Chicago City Council Just Stabbed Tipped Workers in the Back
After a blitz by restaurant industry lobbyists, Chicago’s city council voted last week to maintain the subminimum wage for service workers, keeping them stuck in precarity and poverty wages.

The subminimum wage for service workers creates a two-tiered labor system that intensifies the exploitation of precarious workers — and the Chicago city council voted last week to block an attempt to change that. (Terrence Antonio James / Chicago Tribune / Tribune News Service via Getty Images)
Last Wednesday, the Chicago City Council voted 30–18 to freeze the city’s scheduled phaseout of the tipped subminimum wage — a measure that restaurant workers and their allies spent years fighting to win, and that the council itself passed by a 36–10 margin less than three years ago. The ordinance, introduced by Ald. Samantha Nugent, through a parliamentary maneuver and backed by the Illinois Restaurant Association, locks in the tipped wage floor at 24 percent of Chicago’s $16.60 minimum hourly wage indefinitely, stripping workers of raises they had already been promised.
Mayor Brandon Johnson has pledged to veto it, in just the third use of veto power by a Chicago mayor since 2006. “If I’ve got to veto something to make sure that black and brown women are protected, then veto it is,” he said after the vote, referring to the workers most affected by the subminimum wage. Because the freeze passed four votes short of the supermajority needed to override a mayoral veto, the veto will hold — for now.

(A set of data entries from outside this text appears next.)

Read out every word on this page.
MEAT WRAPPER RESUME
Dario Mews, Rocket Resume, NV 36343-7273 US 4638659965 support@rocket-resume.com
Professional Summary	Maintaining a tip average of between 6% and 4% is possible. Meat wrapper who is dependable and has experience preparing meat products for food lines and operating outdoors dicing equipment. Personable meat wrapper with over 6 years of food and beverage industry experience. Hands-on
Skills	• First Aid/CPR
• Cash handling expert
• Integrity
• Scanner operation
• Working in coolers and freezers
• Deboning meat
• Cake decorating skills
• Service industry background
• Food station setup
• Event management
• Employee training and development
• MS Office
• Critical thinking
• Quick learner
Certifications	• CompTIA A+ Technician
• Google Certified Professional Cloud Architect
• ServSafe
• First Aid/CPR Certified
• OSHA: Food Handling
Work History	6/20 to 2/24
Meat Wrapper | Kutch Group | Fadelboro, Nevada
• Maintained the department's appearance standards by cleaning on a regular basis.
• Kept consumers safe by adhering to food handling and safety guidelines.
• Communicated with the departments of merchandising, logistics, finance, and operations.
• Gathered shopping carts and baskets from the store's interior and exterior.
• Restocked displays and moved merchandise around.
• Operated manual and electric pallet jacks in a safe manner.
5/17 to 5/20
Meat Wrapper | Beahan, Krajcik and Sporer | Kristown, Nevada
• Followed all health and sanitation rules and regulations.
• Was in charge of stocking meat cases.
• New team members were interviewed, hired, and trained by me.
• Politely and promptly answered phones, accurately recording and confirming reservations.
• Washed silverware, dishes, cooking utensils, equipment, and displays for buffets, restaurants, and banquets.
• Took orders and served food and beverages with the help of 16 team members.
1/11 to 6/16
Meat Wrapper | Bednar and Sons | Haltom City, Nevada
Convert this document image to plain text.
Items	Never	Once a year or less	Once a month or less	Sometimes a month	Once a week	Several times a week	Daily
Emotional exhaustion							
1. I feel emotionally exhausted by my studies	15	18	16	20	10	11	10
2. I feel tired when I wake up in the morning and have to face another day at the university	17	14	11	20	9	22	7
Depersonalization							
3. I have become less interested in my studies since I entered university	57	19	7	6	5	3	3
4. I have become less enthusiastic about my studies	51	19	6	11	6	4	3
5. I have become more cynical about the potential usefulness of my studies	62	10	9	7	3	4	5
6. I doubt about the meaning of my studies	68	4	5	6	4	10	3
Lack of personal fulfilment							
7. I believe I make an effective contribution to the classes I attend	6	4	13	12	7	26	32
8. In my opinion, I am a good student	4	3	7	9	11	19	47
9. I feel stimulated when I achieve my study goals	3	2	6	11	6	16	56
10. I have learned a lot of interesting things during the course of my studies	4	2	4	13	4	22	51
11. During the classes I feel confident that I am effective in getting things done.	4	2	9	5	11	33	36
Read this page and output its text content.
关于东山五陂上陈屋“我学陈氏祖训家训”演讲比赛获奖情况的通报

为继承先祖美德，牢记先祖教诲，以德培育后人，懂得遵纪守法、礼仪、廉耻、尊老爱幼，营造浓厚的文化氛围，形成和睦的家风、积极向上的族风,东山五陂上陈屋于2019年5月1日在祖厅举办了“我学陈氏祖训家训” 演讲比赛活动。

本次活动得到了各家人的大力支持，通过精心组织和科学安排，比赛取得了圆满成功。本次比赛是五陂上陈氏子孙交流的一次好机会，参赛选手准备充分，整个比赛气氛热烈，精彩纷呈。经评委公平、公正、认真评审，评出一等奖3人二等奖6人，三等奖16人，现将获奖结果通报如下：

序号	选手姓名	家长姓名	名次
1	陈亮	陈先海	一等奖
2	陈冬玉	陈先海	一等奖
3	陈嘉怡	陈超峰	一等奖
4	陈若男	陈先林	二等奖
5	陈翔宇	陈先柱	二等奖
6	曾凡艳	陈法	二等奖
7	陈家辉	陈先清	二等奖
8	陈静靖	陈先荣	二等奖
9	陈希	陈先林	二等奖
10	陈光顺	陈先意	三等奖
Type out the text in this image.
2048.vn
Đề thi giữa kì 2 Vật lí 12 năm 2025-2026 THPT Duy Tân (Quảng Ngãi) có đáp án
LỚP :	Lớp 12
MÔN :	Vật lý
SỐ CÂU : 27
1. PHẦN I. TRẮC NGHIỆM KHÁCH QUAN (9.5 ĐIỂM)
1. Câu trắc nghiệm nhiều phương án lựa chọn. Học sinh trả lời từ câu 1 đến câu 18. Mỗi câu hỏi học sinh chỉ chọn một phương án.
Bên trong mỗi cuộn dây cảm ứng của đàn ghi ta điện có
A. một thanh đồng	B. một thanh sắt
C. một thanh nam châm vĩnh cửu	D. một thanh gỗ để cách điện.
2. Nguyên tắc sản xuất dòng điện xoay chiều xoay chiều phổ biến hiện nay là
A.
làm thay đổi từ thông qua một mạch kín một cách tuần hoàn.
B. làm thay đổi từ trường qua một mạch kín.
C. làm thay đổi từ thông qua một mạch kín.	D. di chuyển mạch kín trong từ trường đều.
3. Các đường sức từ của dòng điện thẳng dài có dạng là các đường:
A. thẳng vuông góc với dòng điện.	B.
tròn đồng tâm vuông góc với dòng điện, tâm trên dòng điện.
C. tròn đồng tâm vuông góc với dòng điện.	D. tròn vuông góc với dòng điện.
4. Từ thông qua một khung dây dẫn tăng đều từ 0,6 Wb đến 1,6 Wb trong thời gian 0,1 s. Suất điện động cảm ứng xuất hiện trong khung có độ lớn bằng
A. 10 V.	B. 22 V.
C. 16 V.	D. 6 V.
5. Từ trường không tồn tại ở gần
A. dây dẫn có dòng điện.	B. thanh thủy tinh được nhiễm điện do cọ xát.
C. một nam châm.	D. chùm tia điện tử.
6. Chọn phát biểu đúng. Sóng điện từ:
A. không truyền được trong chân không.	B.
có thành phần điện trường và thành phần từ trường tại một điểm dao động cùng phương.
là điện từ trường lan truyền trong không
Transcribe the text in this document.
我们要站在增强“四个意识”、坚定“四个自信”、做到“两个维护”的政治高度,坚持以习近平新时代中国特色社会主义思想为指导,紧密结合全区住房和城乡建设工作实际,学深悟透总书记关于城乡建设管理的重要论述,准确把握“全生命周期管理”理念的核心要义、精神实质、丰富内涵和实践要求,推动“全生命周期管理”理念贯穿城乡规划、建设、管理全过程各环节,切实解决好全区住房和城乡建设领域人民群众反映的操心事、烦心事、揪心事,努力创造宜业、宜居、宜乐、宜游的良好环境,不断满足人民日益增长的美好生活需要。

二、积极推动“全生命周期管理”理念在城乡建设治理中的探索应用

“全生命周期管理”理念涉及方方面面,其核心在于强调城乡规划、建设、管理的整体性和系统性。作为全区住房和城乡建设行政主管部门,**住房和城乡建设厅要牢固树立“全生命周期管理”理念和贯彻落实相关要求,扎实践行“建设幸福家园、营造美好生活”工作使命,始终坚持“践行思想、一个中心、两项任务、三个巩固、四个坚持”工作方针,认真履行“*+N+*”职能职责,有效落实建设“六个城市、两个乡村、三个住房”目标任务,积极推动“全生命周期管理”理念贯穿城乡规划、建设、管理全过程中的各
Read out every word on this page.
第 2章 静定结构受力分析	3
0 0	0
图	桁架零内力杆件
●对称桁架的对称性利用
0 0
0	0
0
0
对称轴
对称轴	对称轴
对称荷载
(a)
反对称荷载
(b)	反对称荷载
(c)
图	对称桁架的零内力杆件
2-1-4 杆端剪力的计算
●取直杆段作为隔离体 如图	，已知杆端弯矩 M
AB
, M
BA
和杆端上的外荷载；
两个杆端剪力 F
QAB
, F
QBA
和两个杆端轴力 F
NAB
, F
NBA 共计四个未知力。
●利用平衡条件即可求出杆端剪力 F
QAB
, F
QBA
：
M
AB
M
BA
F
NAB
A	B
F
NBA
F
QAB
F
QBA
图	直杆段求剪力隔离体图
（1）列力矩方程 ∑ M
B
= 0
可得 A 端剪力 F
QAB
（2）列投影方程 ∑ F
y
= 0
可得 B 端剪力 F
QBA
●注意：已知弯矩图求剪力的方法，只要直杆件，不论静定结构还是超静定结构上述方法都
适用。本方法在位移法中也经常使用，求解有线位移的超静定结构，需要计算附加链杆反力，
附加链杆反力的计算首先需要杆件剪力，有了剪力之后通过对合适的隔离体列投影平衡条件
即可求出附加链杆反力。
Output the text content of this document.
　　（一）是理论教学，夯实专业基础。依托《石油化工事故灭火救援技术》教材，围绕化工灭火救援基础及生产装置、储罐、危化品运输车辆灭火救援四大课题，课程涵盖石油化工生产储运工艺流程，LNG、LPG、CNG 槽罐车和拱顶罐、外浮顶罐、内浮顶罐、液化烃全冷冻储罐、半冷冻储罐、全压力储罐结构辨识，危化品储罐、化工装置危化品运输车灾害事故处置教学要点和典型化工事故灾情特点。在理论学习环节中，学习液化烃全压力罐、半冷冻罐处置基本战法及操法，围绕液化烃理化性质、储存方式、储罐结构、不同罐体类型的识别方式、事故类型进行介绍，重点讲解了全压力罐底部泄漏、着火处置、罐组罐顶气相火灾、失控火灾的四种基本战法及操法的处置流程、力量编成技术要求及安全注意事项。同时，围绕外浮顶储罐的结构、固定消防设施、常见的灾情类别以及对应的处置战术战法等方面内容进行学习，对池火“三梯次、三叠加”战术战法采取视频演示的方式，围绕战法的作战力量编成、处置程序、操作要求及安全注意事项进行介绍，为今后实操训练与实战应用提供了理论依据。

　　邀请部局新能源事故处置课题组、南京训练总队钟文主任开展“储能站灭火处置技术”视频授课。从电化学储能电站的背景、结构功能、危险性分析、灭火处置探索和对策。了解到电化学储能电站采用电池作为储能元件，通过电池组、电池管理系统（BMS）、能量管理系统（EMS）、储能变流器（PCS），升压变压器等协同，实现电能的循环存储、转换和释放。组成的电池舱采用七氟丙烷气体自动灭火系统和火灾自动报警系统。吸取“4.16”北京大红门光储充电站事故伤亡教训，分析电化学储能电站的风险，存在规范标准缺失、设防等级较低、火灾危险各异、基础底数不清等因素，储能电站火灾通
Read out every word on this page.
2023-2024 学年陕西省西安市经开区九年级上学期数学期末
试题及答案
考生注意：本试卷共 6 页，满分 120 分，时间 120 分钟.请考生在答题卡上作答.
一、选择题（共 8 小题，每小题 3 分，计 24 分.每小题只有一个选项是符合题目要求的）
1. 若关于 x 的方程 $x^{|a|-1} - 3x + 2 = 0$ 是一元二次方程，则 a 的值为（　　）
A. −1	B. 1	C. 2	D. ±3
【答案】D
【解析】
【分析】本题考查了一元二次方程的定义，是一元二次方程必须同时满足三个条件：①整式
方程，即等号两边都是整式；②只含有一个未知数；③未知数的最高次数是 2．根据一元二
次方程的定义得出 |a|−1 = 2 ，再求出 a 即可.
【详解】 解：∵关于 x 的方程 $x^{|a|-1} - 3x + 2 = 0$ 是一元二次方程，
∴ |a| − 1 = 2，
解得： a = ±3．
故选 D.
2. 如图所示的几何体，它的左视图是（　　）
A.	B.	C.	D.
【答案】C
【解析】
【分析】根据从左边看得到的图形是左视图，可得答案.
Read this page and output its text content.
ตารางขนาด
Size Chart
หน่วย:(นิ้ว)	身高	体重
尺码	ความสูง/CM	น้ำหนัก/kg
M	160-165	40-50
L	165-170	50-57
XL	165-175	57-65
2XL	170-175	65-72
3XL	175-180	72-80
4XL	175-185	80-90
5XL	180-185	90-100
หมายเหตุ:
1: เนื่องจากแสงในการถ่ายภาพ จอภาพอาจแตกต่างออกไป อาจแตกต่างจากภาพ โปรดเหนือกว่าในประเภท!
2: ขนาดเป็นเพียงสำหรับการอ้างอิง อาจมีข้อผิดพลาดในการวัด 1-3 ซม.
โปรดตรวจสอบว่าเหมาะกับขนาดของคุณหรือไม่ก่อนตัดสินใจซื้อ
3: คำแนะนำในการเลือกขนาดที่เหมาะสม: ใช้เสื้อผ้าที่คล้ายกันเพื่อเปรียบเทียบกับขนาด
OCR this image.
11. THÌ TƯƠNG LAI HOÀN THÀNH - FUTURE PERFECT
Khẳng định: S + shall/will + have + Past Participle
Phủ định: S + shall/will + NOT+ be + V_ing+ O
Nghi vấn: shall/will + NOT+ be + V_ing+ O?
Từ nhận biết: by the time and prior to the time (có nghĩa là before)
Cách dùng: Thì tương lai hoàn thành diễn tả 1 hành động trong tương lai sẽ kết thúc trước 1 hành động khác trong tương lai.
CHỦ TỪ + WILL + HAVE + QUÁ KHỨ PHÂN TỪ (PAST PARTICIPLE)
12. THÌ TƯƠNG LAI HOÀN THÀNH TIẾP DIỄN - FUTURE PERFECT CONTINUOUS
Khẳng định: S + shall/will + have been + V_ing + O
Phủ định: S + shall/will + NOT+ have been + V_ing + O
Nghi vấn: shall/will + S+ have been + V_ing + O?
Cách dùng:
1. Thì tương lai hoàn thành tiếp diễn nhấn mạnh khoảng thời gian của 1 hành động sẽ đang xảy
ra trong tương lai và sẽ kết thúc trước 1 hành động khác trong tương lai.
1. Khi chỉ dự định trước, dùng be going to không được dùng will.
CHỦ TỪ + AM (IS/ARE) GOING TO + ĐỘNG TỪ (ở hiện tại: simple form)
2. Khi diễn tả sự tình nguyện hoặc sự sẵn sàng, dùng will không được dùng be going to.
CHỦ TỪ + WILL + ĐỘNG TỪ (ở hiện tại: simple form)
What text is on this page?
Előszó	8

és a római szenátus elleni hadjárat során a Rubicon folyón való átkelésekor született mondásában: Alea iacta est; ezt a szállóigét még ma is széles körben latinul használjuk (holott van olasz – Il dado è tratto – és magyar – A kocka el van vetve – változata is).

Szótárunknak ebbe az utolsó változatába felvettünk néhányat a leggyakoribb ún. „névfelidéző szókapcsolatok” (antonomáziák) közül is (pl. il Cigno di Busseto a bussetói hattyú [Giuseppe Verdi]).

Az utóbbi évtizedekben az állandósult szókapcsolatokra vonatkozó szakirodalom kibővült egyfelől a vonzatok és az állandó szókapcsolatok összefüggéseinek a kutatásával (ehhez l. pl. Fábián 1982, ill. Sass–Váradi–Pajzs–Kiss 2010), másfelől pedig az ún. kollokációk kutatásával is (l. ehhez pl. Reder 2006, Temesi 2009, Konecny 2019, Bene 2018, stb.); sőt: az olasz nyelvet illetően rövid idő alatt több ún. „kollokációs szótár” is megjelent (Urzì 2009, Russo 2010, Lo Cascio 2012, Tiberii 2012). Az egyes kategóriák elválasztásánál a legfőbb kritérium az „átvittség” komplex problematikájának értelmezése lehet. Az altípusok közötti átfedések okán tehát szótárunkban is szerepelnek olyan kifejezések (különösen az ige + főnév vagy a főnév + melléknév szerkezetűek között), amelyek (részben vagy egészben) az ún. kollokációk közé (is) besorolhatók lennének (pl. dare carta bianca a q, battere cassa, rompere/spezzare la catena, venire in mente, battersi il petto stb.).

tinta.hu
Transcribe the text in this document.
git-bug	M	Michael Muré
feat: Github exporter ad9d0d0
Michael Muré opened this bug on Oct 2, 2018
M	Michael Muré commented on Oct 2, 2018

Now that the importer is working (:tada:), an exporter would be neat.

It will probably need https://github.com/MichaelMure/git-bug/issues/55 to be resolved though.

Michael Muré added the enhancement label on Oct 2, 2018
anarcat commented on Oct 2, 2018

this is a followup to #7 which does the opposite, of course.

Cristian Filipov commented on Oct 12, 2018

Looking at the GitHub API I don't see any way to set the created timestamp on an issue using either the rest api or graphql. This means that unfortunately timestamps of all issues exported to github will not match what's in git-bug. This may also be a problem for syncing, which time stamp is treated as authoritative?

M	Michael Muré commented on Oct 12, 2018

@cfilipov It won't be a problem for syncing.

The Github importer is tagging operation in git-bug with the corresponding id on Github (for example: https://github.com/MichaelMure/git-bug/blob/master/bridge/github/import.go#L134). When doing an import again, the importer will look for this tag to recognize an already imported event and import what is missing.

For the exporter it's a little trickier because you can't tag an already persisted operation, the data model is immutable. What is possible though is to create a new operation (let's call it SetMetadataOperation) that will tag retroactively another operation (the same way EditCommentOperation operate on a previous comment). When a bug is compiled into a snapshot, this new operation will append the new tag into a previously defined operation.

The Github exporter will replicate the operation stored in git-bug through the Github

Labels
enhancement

The workers of this city are counting on it.
I say “for now,” because the past week has underlined that no labor gain at city hall is ever fully secure. Political power that is not continuously organized can be dismantled by a well-funded lobbying blitz in a matter of days. That is exactly what happened here. And with the anti-worker Illinois Restaurant Association emboldened by its ability to compel a majority of Chicago City Council members to do its bidding, there is no doubt they will soon try it again — just as the National Restaurant Association has all over the country, most recently in Washington, DC.